Mr. Henry said although many see it as wrong it is because of lack of education of the power of the plant from those before his time.
He said marijuana would’ve never been illegal had people in the years before him were more knowledgeable.
“If our founding fathers had identified it as being a herb used by the indigenous people of Jamaica it would have never been made a criminal offence,” he said.
“But our founding fathers perhaps by miseducation, didn’t do that so it became an illegal substance. The facts that it was illegal ruined millions of lives as people were incarcerated on drug charges.”
Mr. Henry said with the many social issues people are faced with, they chose to hide behind marijuana to apparently make their lives “better.”
“Now, marijuana has become an escape from economic issues not just oppression, but the lack of economic capabilities and it became a part of an economic escape for a whole section of people.”
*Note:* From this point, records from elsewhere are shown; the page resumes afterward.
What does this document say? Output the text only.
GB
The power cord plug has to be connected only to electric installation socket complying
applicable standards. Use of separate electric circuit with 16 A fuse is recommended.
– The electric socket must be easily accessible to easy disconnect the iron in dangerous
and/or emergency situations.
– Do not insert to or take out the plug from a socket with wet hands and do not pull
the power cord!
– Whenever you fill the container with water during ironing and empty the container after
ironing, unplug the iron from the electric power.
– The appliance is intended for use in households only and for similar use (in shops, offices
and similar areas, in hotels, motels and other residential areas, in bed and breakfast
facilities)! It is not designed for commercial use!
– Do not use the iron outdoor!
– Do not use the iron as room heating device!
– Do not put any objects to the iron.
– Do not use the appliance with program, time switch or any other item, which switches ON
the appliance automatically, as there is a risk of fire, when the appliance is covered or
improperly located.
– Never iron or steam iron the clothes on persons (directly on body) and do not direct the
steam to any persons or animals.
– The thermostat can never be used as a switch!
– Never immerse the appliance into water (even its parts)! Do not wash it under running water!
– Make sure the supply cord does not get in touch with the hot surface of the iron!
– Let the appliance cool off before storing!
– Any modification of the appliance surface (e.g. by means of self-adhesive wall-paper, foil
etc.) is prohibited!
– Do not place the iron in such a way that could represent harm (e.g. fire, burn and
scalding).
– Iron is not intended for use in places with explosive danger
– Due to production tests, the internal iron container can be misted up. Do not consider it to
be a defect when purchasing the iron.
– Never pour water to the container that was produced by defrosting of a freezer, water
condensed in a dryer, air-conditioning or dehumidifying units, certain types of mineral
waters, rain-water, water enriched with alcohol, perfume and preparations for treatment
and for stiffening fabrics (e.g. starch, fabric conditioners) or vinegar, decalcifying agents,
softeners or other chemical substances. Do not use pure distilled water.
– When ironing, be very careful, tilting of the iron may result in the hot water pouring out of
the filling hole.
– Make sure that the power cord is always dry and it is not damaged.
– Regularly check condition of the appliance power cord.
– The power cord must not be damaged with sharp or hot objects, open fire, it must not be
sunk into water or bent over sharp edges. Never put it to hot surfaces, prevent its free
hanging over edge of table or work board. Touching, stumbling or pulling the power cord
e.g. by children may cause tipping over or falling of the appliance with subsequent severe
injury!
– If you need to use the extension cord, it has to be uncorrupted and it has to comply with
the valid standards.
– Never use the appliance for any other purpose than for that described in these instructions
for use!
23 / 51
Mr. Henry explained that he voted with the Ganja Commission for it to be legalized when it was first formed, but only for medicinal and religious use.
He said big countries like the United States and Canada have realized the significance of the use of marijuana and believes that since Jamaica was fearful in internalizing the decision to legalize marijuana missed out on a huge opportunity.
Mr. Henry stressed that though he supports marijuana for the religious freedom of Rastafarians and he does not expect them to attempt to export it or promote it for recreational use, as it would be against their religion.
Jamaica last week decriminalized marijuana in small amounts such as two ounces and has softened penalties for drug possession and easing decades of tension between the Jamaican government and the Rastafarian community.